30 June 2014

Thank you for making a simple compliance test very happy

Rob and I had a look at the gstat tests for RAL's CASTOR. For a good while now we have had a number of errors/warnings raised. They did not affect production: so what are they?

Each error message has a bit of text associated with it, saying typically "something is incompatible with something else" - like an "access control base rule" (ACBR) is incorrect, or tape published not consistent with type of Storage Element (SE). The ACBR error arises due to legacy attributes being published alongside the modern ones, and the latter complains about CASTOR presenting itself as tape store (via a particular SE)

So what is going on?  Well, the (only) way to find out is to locate the test script and find out what exactly it is querying. In this case, it is a python script running LDAP queries, and luckily it can be found in CERN's source code repositories. (How did we find it in this repository?

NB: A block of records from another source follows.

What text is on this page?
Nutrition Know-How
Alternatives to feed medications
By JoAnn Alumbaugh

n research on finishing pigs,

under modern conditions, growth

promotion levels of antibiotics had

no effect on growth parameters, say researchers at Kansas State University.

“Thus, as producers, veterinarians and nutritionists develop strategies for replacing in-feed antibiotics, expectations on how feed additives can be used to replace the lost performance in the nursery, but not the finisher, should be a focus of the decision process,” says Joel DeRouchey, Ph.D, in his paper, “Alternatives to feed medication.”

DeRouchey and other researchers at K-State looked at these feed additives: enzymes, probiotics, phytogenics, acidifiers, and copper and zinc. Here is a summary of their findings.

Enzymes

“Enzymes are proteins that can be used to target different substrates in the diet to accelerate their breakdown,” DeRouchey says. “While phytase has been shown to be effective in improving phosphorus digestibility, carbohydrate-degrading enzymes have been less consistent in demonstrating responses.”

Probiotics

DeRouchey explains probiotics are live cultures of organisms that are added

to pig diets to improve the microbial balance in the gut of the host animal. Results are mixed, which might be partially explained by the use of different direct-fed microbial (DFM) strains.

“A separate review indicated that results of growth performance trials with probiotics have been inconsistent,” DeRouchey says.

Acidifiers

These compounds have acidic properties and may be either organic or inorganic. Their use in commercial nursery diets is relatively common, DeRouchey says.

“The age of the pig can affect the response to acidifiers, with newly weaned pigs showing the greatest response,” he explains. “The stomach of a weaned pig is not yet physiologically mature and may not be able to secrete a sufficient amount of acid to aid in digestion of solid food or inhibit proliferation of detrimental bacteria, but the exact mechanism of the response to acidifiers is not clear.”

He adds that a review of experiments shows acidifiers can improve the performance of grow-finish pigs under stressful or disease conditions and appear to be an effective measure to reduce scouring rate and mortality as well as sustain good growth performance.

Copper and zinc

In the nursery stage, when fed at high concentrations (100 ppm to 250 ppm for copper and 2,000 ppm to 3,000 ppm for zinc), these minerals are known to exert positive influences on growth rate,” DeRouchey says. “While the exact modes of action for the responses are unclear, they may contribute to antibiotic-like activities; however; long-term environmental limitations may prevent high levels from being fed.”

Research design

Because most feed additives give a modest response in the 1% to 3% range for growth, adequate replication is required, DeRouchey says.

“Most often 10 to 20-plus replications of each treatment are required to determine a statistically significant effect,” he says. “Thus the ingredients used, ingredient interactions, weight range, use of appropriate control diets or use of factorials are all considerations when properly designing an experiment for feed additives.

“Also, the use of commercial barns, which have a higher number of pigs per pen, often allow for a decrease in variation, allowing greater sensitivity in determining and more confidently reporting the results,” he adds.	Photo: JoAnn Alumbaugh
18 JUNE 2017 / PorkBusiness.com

Why, by using a search engine, of course.)

Ah, splendid, so by checking the Documentation™ (also known as "source code" to some), we discover that it needs all ACBRs to be "correct" (not just one for each area) and the legacy ones need an extra slash on the VO value, and an SE with no tape pools should call itself "disk" even if it sits on a tape store.

So it's essentially test driven development: to make the final warnings go away, we need to read the code that is validating it, to engineer the LDIF to make the validation errors go away.

09 June 2014

How much of a small file problem do we have...An update

So as an update to my previous post "How much of a small file problem do we have..."; I decided to have a look at a single part of the namespace within the storage element at the tier1 rather than a single disk server. (The WLCG VOs know this as a scope or family etc.)
When analysing for ATLAS ( if you remember this was the VO I was personally mostly worried about due to the large number of small files; I achieved the following numbers:

Total number of files          3670322
Total number of log files    109025
Volume of log files             4.254TB
Volume of all files              590.731TB
The log files  represent ~29.7% of the files within the scope, so perhaps the disk server I picked was enriched with log files compared to the average.
What is worrying is that this 30% of files is only reponsible for  0.7% of the disk space used ( 4.254TB out of a total 590.731TB).
The mean filesize of the log files is 3.9MB and the median filesize is 2.3MB. Also the log files size varies from 6kB to 10GB;  so some processes within the VO  do seem to be able to create large log files. If one were to remove the log files from the space; then the files mean size would increase from 161MB to 227MB ;  and the median filesize would increase from 22.87MB to 45.63MB.